President Joe Biden on Oct. 26 highlighted the new FTC proposal and other federal agencies’ work to address what he called billions of dollars worth of “junk fees” in the marketplace.

“I’ve directed my administration to reduce or eliminate them,” Biden said, according to a White House transcript. The FTC, which used the term “junk fees” in discussing its dealership regulations, defined them in the new rule-making as “unfair or deceptive fees that are charged for goods or services that have little or no added value to the consumer, including goods or services that consumers would reasonably assume to be included within the overall advertised price.”

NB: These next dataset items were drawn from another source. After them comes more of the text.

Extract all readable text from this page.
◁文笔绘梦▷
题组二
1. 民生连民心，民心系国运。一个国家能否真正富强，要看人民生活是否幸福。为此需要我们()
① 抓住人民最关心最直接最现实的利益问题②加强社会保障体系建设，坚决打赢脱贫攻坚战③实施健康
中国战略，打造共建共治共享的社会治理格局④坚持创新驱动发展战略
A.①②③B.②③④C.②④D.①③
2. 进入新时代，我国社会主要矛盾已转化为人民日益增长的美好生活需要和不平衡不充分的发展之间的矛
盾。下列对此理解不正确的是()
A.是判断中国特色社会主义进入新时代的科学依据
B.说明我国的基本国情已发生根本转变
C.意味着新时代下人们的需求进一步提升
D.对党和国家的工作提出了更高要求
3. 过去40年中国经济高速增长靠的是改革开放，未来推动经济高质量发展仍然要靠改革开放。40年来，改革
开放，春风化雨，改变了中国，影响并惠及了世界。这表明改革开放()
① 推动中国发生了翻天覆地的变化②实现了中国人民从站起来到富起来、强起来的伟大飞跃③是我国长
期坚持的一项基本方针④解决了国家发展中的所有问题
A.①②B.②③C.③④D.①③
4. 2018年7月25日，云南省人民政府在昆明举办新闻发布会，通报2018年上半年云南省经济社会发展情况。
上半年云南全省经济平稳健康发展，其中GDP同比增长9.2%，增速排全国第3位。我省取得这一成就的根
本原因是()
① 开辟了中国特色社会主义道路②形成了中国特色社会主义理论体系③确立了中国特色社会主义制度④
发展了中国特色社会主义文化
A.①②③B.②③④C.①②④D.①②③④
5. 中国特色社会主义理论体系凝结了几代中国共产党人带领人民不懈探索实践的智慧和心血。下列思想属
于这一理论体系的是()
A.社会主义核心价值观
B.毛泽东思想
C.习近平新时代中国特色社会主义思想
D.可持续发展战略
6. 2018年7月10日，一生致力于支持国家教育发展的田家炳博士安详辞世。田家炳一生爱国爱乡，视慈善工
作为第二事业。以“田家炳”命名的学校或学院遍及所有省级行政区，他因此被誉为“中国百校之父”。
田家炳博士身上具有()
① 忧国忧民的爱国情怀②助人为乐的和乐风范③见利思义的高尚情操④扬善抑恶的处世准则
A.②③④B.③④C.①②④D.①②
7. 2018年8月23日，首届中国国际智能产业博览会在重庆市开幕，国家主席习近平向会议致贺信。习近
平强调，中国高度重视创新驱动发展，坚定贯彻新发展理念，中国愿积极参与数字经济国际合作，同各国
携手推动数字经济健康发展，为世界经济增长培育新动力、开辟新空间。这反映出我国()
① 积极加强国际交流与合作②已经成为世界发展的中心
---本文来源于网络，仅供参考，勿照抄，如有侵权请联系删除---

It said these fees included “hidden fees,” which are “deceptive or unfair, including because they are disclosed only at a later stage in the consumer’s purchasing process or not at all, whether or not the fees are described as corresponding to goods or services that have independent value to the consumer.”

A 2018 Consumer Reports poll cited by the FTC found 85 percent of people had paid hidden fees in the past two years, and 96 percent find them annoying. Thirty-four percent had encountered unexpected fees with auto purchases or loans.

The FTC said it had authority to attack some fees but that a new rule would better deter businesses by permitting civil penalties and easier reimbursement and damages for consumers.

The FTC listed eight practices it might target with new rules for industries, and similarities exist to what the agency has planned to enact specifically for auto dealerships. The agency said Oct. 20 it proposed tackling:

1. Misrepresenting or not ” clearly and conspicuously” disclosing “the total cost of any good or service for sale” in ads or marketing.

2. Misrepresenting or not disclosing “the existence of any fees, interest, charges, or other costs that are not reasonably avoidable for any good or service” in ads or marketing.

3. Misrepresenting or not disclosing if “fees, interest, charges, products or services are optional or required.”

4. Misrepresenting or not disclosing “any material restriction, limitation or condition concerning any good or service that may result in a mandatory charge … or that may diminish the consumer’s use of the good or service, including the amount the consumer receives.”

5. Misrepresenting that a customer owes for “any product or service the consumer did not agree to purchase.”

6. Charging for anything “without express and informed consent.”

7. Charging for “fees, interest, goods, services or programs that have little or no added value to the consumer or that consumers would reasonably assume to be included within the overall advertised price.”

8. Misrepresenting or not disclosing “the nature or purpose of any fees, interest, charges or other costs.”

The plan advanced in October was at a more preliminary stage than the auto dealer proposal in June. The new initiative did not contain draft regulatory language, just the ideas above.